[OPE-L:7316] Re: Re: Re: Re: Re: interpreting Marx's texts

From: Rakesh Bhandari (rakeshb@stanford.edu)
Date: Mon Jun 03 2002 - 11:32:05 EDT


re Fred's 7310

>
>In other words, I think that Samuelson's "eraser" critique or Steedman's
>"fork" critique of "matrix algebra Marxism" is essentially correct - that
>the labor-values derived in the "value system" play no essential role in
>the determination of prices of production in the "value system".  I think
>this critique is logically indisputable. 
>
>Marx's theory, by contrast, explains the actual, real world surplus-value
>as proportional to surplus labor, thereby clearly exposing the essential
>nature of capitalism as the exploitation of workers.
>
>That is why I think Marx's theory is superior to "matrix algebra
>Marxism".
>
>Diego (and others), what do you think?

I always thought one of Shaikh's replies to matrix algebra neo 
Ricardianism was quite good.

  Shaikh's criticism of the redundancy charge in the Value 
Controversy, ed. Steedman:

"Notice how often the word 'determines' crops up: the physical 
production data *determine* values, and in conjunction with the real 
wage, also *determine* prices of production. but what determiens the 
physical production data. In Marx, the answer is clear : it is the 
labor process. It is human productive activity, the actual 
performance of labour, that transforms 'inputs' into 'outputs', and 
it is only when labor is sucessful at all that we have any 'physical 
production data' at all. Moreover, if the labour process is a process 
of producing commodities, then it one in which value is materialized 
in the form of use values. Thus both 'inputs' and 'outputs' are the 
use forms of materialized value, and we can they say that in the 
*real* process it is values that determine the physical production 
data...The physical *data* are then a conceptual summary of the real 
determination, and if we then use the data to conceptually 
*calculate* values, we only capture in thought their real magnitudes. 
Such a calculation no more determines these values than does the 
calculation of the mass of the earth determine determine either the 
earth or its mass. It merely recognizes what already exists. This is 
a fundamental point in a a materialist view of the world, and the 80 
year failure of the neo Ricardians to distinguish real and conceputal 
determination reveals their long attachment to the idealist method" 
p. 280-1

Are there other such failures to distinguish between calculation and 
real determination in the history of science?

For example, was there a conflation of calculation and determination 
by Pearson in his debate with the Mendelians? Let me apologize if the 
following does not support the above argument; it is but an attempt.

But Pearson did think that he could develop a purely 
descriptive/phenomenalist theory of heredity by making linking the 
character of an individual through regression equations to the 
average character of each ancestral generation.

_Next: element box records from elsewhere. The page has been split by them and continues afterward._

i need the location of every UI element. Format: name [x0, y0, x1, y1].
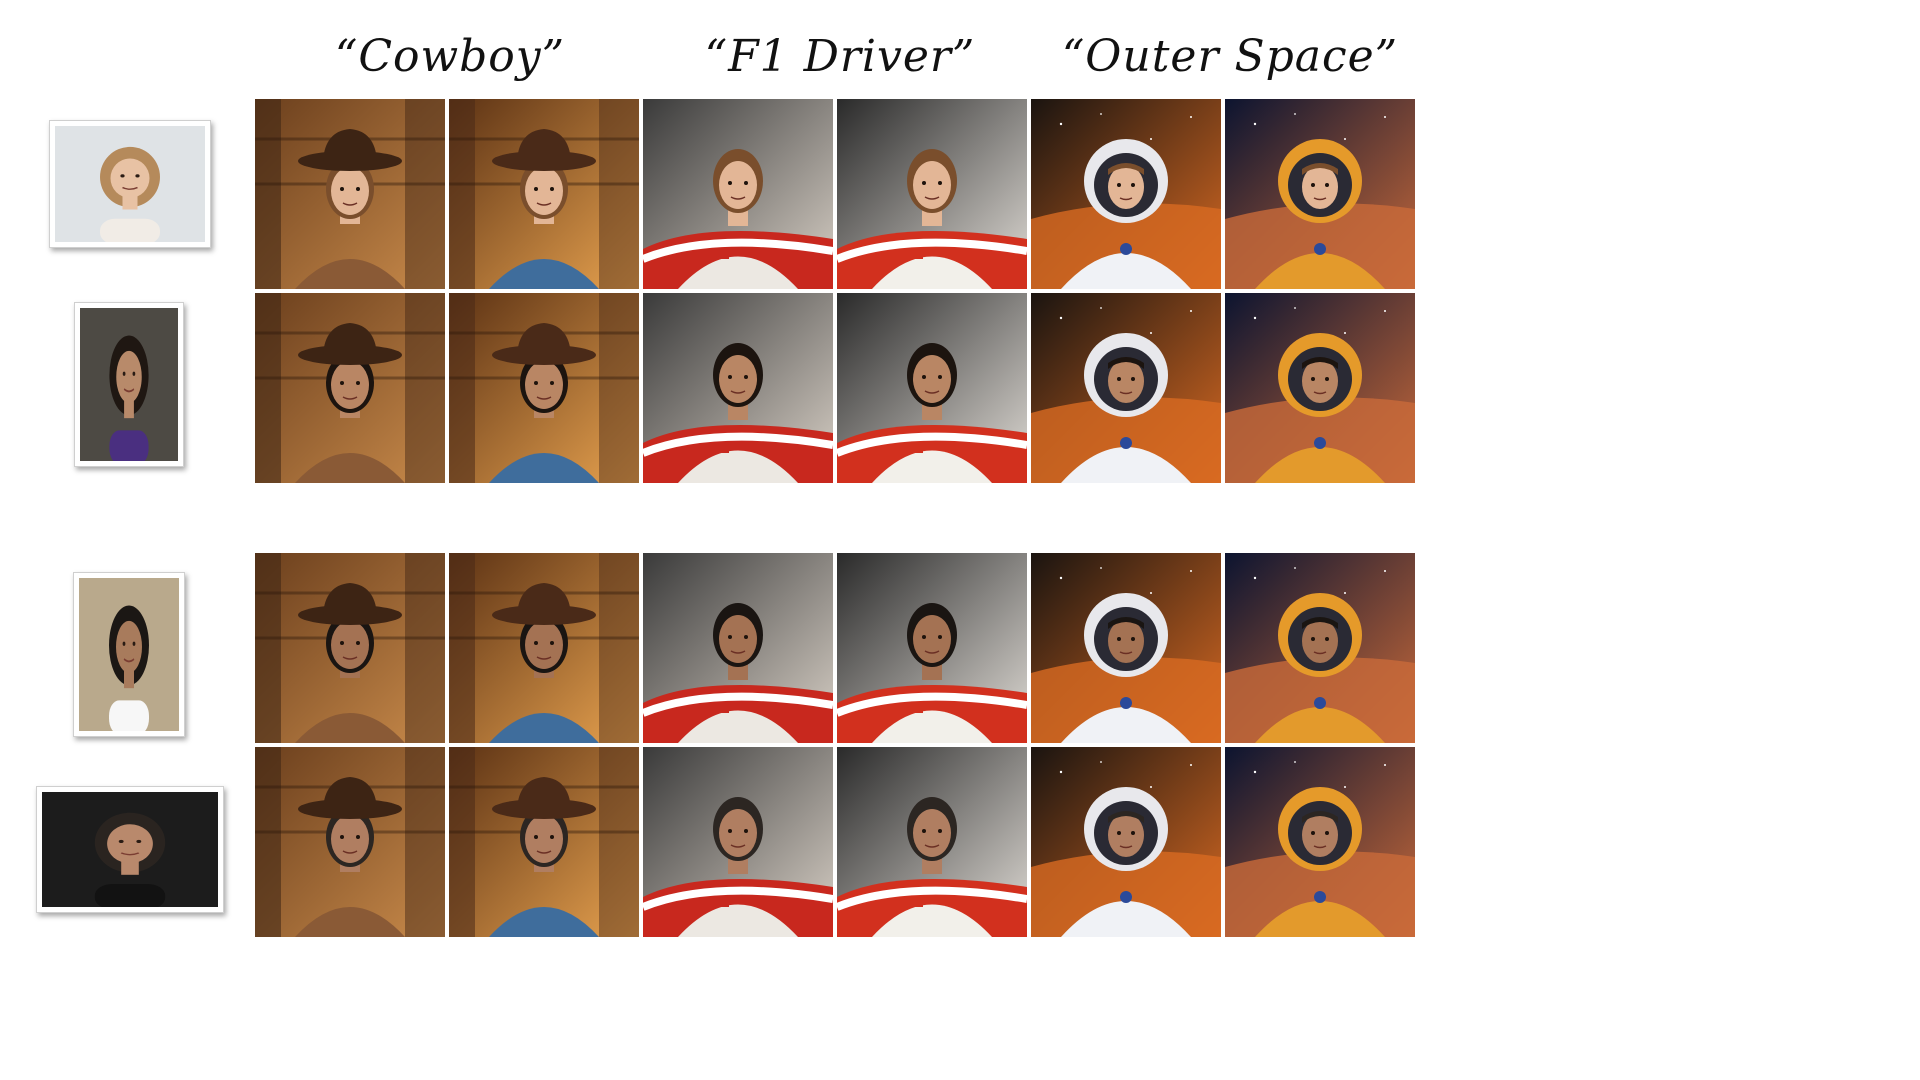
- generated-portrait: [837, 553, 1027, 743]
- generated-image-f1: [643, 99, 833, 289]
- generated-portrait: [1031, 553, 1221, 743]
- generated-image-space-mars: [1225, 293, 1415, 483]
- generated-portrait: [255, 553, 445, 743]
- portrait-drawing: [80, 308, 178, 461]
- generated-image-cowboy-closeup: [449, 99, 639, 289]
- column-header-f1-driver: “F1 Driver”: [704, 31, 976, 82]
- generated-portrait: [449, 553, 639, 743]
- generated-image-f1-car: [837, 293, 1027, 483]
- generated-image-cowboy: [255, 293, 445, 483]
- generated-portrait: [255, 99, 445, 289]
- generated-portrait: [449, 747, 639, 937]
- generated-portrait: [1031, 293, 1221, 483]
- reference-photo-2: [74, 302, 184, 467]
- generated-image-space: [1031, 293, 1221, 483]
- generated-portrait: [643, 99, 833, 289]
- generated-image-cowboy: [255, 747, 445, 937]
- column-header-cowboy: “Cowboy”: [334, 31, 566, 82]
- generated-image-space-mars: [1225, 553, 1415, 743]
- portrait-drawing: [42, 792, 218, 907]
- column-header-outer-space: “Outer Space”: [1061, 31, 1399, 82]
- generated-image-space: [1031, 747, 1221, 937]
- generated-image-f1: [643, 293, 833, 483]
- generated-image-space-mars: [1225, 747, 1415, 937]
- generated-portrait: [255, 747, 445, 937]
- generated-image-cowboy: [255, 99, 445, 289]
- generated-image-f1: [643, 553, 833, 743]
- generated-image-space-mars: [1225, 99, 1415, 289]
- generated-image-space: [1031, 99, 1221, 289]
- generated-portrait: [837, 293, 1027, 483]
- reference-photo-3: [73, 572, 185, 737]
- generated-portrait: [643, 293, 833, 483]
- generated-portrait: [449, 293, 639, 483]
- reference-photo-4: [36, 786, 224, 913]
- generated-portrait: [1225, 99, 1415, 289]
- generated-image-cowboy-closeup: [449, 747, 639, 937]
- generated-image-f1-car: [837, 747, 1027, 937]
- reference-photo-1: [49, 120, 211, 248]
- generated-portrait: [1225, 293, 1415, 483]
- generated-image-space: [1031, 553, 1221, 743]
- generated-image-cowboy: [255, 553, 445, 743]
- generated-image-f1-car: [837, 553, 1027, 743]
- portrait-drawing: [79, 578, 179, 731]
- generated-portrait: [1225, 553, 1415, 743]
- generated-portrait: [643, 553, 833, 743]
- generated-portrait: [1031, 99, 1221, 289]
- generated-portrait: [449, 99, 639, 289]
- generated-image-f1-car: [837, 99, 1027, 289]
- generated-image-cowboy-closeup: [449, 553, 639, 743]
- generated-portrait: [837, 99, 1027, 289]
- generated-portrait: [837, 747, 1027, 937]
- generated-portrait: [1225, 747, 1415, 937]
- generated-portrait: [1031, 747, 1221, 937]
- portrait-drawing: [55, 126, 205, 242]
- generated-portrait: [255, 293, 445, 483]
- generated-portrait: [643, 747, 833, 937]
- generated-image-cowboy-closeup: [449, 293, 639, 483]
- generated-image-f1: [643, 747, 833, 937]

Once the coefficients had been empirically established, a Pearsonian 
could calculate the characteristics of progeny simply on the basis of 
data of ancestral heredity.

But as post Mendelians we know Pearson was wrong to assume a child 
does not inherit from his parents alone but from a whole series of 
ancestors in his lineage. What happened to the progeny did not depend 
on what happened to the ancestors of its parents, but only on the 
genetic make up of its parents.

We now know that the pedigrees had nothing to tell us about the 
nature of heredity: they were in fact only tools for inferring the 
genetic structure of individuals.

Similarly I am saying that the physical production data do not 
themselves determine the profit rate, though they can be used to 
calculate it.

What that data are good for is that they are a tool for inferring 
what is hidden by the fetishistic price form in and through which 
labor value is (mis-)represented, viz. the surplus labor time that 
the working class had to put at the disposal of the capitalist class 
for it is this time that is in fact the source of and the determinant 
of profits and indeed all non wage income.

Why do we need references to genes when we can quantitatively link 
generations with data of ancentral heredity? Why do we need labor 
value when we can calculate the profit rate with data of physical 
production alone?

In short, the answer is the realist one: it is genes that in fact 
determine the pattern of heredity; it is the surplus social labor 
time performed by the working class that determines the mass of 
surplus value and the (maximum equilibrium) rate of profit.

It is in the interests of realistically grasping the actual process 
that our theories should refer to genes and labor value.

So I don't see how values can be made redundant by matrix algebra 
calculations which cannot reveal the real process of determination.